III. Enhanced Tribal Identification Card
Enhanced Tribal Identification Cards (ETCs) are similar in form to a U.S. passport card. RFID technology in these cards allows data sharing between Customs and Border Patrol (CBP) and tribal nations to verify the enrollment and U.S. citizenship status of the card holder. WHTI also requires updating of the information available through ETCs as deemed necessary by Homeland Security. In 2010, the Tribal Homeland Security Grant Program was amended to include some funding support for the development of ETCs. The Pascua Yaqui Tribe was the first tribal nation to develop and issue an ETC in 2010. The Kootenai Tribe of Idaho began issuing its ETC in 2011. At least seventeen additional tribes are now in the process of developing their own ETCs.

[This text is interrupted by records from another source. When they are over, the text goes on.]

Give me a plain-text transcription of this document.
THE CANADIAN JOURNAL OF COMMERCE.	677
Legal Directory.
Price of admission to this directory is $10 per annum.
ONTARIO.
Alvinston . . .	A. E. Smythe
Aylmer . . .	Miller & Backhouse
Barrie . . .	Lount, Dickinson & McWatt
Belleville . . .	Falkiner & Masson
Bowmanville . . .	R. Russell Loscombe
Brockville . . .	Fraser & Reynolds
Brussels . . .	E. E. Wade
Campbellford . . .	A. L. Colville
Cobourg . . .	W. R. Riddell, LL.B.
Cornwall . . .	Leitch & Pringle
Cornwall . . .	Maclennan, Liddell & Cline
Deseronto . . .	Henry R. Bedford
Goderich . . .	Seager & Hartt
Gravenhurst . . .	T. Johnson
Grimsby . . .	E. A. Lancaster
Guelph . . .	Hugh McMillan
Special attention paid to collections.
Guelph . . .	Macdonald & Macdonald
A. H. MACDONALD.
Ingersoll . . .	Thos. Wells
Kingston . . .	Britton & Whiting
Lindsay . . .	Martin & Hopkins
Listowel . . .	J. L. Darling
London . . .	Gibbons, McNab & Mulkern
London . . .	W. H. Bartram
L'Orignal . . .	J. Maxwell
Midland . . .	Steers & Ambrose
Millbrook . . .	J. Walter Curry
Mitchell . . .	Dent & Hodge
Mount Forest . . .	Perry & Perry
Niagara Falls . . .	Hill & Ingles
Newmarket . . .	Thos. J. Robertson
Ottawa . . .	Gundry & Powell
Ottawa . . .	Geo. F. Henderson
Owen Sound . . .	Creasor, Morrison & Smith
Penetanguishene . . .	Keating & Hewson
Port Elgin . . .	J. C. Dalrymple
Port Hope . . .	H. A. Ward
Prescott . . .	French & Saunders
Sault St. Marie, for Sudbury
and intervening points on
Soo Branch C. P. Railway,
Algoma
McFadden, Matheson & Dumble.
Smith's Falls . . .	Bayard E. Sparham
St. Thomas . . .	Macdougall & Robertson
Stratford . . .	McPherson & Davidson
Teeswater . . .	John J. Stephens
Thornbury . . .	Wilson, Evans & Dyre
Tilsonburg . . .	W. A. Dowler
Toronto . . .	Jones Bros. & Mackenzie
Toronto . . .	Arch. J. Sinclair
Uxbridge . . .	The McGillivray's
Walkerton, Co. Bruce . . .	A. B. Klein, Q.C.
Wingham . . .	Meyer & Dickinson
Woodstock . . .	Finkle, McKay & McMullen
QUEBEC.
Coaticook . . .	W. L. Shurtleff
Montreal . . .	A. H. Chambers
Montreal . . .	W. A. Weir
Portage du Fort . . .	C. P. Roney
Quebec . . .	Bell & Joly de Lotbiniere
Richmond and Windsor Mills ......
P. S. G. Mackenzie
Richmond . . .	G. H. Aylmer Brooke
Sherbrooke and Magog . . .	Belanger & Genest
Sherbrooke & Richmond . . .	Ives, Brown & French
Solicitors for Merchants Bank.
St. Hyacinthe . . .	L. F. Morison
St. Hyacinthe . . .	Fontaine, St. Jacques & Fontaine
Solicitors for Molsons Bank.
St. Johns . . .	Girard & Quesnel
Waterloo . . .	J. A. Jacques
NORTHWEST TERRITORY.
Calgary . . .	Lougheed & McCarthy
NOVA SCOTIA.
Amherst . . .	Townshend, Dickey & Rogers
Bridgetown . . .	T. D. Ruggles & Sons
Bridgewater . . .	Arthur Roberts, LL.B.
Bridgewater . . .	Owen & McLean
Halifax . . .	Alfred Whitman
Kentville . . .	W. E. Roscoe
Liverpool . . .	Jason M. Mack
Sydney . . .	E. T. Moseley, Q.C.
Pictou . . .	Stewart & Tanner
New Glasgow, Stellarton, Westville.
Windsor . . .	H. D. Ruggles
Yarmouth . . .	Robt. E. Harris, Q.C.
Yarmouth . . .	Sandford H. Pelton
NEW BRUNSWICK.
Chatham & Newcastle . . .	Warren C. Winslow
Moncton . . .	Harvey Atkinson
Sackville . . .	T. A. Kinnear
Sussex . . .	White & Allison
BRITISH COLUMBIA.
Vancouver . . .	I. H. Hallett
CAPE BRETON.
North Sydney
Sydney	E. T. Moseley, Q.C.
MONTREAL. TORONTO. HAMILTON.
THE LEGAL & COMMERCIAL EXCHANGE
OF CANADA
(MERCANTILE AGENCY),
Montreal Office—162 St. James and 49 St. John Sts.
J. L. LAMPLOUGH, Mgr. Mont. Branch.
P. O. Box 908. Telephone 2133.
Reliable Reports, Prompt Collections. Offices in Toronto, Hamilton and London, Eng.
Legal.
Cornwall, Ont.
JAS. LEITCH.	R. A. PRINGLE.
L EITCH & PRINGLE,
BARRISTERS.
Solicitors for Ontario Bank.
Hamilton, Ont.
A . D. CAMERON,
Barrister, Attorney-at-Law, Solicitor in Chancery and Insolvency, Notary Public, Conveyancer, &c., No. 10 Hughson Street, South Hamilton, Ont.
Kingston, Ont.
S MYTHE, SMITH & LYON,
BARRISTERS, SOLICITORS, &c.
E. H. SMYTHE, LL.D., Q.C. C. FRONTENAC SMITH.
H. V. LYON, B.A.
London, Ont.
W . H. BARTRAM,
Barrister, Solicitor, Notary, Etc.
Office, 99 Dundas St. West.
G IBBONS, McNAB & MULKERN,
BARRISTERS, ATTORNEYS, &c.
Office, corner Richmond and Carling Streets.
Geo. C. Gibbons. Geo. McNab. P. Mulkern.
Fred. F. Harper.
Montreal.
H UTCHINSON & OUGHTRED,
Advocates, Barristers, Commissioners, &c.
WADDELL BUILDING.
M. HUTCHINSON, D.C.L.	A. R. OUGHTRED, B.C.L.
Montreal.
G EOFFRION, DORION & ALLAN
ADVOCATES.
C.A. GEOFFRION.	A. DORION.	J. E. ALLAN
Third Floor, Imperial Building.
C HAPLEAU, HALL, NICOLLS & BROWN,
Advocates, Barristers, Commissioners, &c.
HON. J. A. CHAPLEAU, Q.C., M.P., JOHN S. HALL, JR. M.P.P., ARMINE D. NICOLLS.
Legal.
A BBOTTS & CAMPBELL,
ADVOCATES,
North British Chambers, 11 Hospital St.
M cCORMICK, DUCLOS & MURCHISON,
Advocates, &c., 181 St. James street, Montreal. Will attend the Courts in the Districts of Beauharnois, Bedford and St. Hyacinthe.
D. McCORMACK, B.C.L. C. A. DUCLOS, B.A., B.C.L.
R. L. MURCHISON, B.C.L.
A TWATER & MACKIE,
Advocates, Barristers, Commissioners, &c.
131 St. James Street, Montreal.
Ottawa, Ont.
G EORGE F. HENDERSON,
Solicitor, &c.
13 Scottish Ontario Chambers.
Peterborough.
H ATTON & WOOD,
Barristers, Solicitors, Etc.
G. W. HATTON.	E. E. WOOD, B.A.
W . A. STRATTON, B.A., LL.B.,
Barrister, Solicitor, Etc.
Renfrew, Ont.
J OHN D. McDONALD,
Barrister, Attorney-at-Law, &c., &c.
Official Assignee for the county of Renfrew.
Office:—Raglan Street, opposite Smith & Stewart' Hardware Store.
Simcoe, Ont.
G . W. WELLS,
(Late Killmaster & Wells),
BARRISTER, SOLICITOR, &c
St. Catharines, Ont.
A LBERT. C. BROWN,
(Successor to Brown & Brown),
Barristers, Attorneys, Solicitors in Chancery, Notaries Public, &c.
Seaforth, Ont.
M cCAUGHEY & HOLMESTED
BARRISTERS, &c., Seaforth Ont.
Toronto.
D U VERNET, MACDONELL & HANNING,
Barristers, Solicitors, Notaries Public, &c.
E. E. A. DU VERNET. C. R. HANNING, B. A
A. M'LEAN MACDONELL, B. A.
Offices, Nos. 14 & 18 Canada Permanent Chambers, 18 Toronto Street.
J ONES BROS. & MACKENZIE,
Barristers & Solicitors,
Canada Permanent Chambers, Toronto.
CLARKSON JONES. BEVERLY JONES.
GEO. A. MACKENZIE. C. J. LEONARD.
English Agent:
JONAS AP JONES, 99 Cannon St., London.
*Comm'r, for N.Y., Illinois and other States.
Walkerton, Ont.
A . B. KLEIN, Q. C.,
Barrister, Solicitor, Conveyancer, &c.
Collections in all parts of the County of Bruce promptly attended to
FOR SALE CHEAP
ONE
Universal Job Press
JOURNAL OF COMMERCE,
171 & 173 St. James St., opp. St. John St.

A Memorandum of Agreement (MOA) between a federally-recognized U.S. tribal nation and the CBP is needed to begin the process of a tribal nation’s ETC development. Once negotiations between a tribal nation and CBP are complete and a MOA is signed, information technology (IT) working groups begin development of the ETC. Once the IT working group approves production, a memo is sent to CBP field officers describing the ETC’s security features, artwork for the ETC is finalized, and CBP issues a press release on the new ETC.
See List of Useful Contacts and Online Resources in this manual for additional information on how to apply for a Tribal Homeland Security Grant to develop an ETC and resources for ETC development. Grant monies for ETC production are annual and tribal nations may reapply. The Pascua Yaqui Tribe currently offers ETC development services to other tribes.